Dr. Sylvester Ikhisemojie
The practice of seeking materials which are usually chemicals to lighten the colour of the skin is known broadly as bleaching.
This practice is often put to good use when it helps to remove or lighten skin pigmentation caused by birth marks, or some old injury that increases the amount of melanin in the local area of the skin. The result is that the skin is made lighter with the removal of the extra melanin.
It is called skin lightening, a pervasive practice among the dark-skinned races of the world. For many years, it was also a nearly exclusive preserve of the women with many of them engaging indiscriminately in the practice. In this century, however, men are increasingly participating in the practice. While some of these chemicals have been found useful in removing unwanted skin pigments, some others are not so safe. The safety profile of some of them has been questioned at many fora. That has added to the controversy surrounding their use among women and among certain ethnic groups.
There is a lot of evidence to support the suggestion that bleaching may be a harmful process. Among the poor, what is frequently available are cheaper products that contain hydroquinone and mercurious chloride, both of which are harmful. The latter contains a heavy metal, namely mercury, which is slowly absorbed in the system with no hope of eventual excretion. A slow poisoning thus results with permanent injury to the kidneys, the brain and the heart. A failure of any of these organs has no hope of repair except by having an organ transplant. Even so, the brain cannot be transplanted. That is not to mention the initial damage to the skin that reduces its quality and its ability to protect the individual from simple injuries and microbial invasion.
On the other hand, it is often frustrating to have to suture skin lacerations in the emergency room of a woman who has bleached her skin red or pink in an effort to become more attractive. The wounds take longer to heal and the eventual result of such healing is poor. The scars are less satisfactory and such skin is also less like to heal primarily. The overall result is very unsatisfactory, and this applies to those wounds that do not get to be compromised further by bacterial infection. When an infection takes root, it is difficult to control and to treat and the eventual healing can cause some hideous scarring. Some have had to endure limb amputations because the infection they had could not be controlled and their lives were in grave danger.
As a result of these fears, hydroquinone was banned in Europe for many years and although it is available again, it is strictly a controlled substance available only on the prescription of a doctor. In many nations of Sub-Saharan Africa and South Asia, these products are available with less ethical controls and so can be assessed by all who have the relatively little sums of money that can provide them with it.
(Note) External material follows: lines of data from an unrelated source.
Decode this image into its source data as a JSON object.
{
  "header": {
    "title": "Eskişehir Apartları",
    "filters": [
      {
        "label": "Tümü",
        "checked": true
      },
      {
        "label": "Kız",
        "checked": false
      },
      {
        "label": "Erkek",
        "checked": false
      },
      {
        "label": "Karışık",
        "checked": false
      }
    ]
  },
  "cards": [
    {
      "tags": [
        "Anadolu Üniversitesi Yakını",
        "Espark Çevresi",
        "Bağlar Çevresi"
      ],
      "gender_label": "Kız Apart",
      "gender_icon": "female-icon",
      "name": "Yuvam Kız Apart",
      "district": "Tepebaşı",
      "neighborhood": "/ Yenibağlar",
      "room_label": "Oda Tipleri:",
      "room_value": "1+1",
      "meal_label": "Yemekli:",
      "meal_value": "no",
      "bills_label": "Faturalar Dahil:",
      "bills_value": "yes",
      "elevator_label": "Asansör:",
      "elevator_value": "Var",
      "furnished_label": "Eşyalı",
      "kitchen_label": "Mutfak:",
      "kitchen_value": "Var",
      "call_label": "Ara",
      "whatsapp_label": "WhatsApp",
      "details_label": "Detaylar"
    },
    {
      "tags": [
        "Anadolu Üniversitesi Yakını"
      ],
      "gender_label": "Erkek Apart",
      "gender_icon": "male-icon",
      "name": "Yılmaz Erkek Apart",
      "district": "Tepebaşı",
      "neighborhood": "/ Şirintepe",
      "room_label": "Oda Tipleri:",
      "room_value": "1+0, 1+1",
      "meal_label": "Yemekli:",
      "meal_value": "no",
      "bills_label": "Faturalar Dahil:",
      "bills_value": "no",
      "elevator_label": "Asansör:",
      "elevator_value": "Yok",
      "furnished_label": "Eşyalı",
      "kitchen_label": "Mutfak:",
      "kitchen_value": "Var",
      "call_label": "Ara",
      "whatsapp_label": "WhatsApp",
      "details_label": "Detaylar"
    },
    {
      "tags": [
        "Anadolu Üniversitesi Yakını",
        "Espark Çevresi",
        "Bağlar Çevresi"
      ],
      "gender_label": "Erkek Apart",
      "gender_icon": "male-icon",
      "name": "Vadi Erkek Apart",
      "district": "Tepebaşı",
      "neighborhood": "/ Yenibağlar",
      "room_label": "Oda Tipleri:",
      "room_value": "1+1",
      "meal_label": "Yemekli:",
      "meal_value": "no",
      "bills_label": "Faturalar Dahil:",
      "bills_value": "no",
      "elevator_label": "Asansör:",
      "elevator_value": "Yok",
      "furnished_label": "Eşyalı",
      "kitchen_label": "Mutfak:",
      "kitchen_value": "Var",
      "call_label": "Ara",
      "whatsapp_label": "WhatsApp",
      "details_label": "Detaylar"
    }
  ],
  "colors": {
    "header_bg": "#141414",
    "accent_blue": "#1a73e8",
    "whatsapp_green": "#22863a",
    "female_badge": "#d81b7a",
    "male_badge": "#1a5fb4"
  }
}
In Nigeria, a series of tests conducted on common skin lightening creams showed that they caused mutations in bacteria and were possibly carcinogenic. This is very sobering news indeed for all those people who engage in skin bleaching that if it is a practice they want to continue with, then they need to move away from these cheap substitutes to the better products that are free of toxins. Those products are much more expensive though, because of the costly ingredients that go into their production. There is a huge market for such products among the wealthy Asian nations of Japan, South Korea, Singapore and Taiwan and many of them originate in Europe. The average man or woman in sub-Saharan Africa who has less disposable income, but wants to appear lighter all the same, is condemned to continue using the cheap, toxic products available to their economic bracket.
In the end, it is of vital importance to use any bleaching cream wisely by following the instructions very carefully. Do not overdo its application because you believe that the results will be faster to arrive and do not engage in mixing different products because you are not schooled enough to determine what chemical interactions could occur between these compounds. When such interactions do occur, they may be severe enough to cause skin damage over and above what the manufacturer intended. This creates a scenario that complicates the management of any lesion that affects that kind of skin and certainly increases the challenge of taking care of it.
Also, some of these products are probably carcinogenic. In other words, they have the ability to induce the formation of certain types of cancer, and this has to be a very negative legacy arising from a desire to change one’s looks and perhaps become more beautiful. It is a supreme irony of the modern age that while the dark-skinned races want to increasingly become “white,” the Caucasian woman desires to acquire a tan in the sunny beaches of Africa, Asia and the Caribbean in order to get a shade darker and appear healthier.
On the whole, it is wise to note that these creams are mostly in use to deal with certain types of skin diseases; to remove the skin stains caused by chronic liver disease; aging; or the effects of using oral contraceptives on the skin. The wholesale skin bleaching which many women and increasingly men indulge in today must be seen in the context of the wider health risks they engender as very damaging potentially. It is thus a practice that needs to stop or in the alternative have the people who believe in its usefulness to scale up their involvement by investing their money in proven products with an acceptable safety profile. Such products are more expensive without a doubt but the increased cost pales into insignificance when compared to the ruinous legacy of enduring a leg amputation or of dealing with cancer or of funding an expensive organ transplant. As the maxim goes, a word is enough for the wise.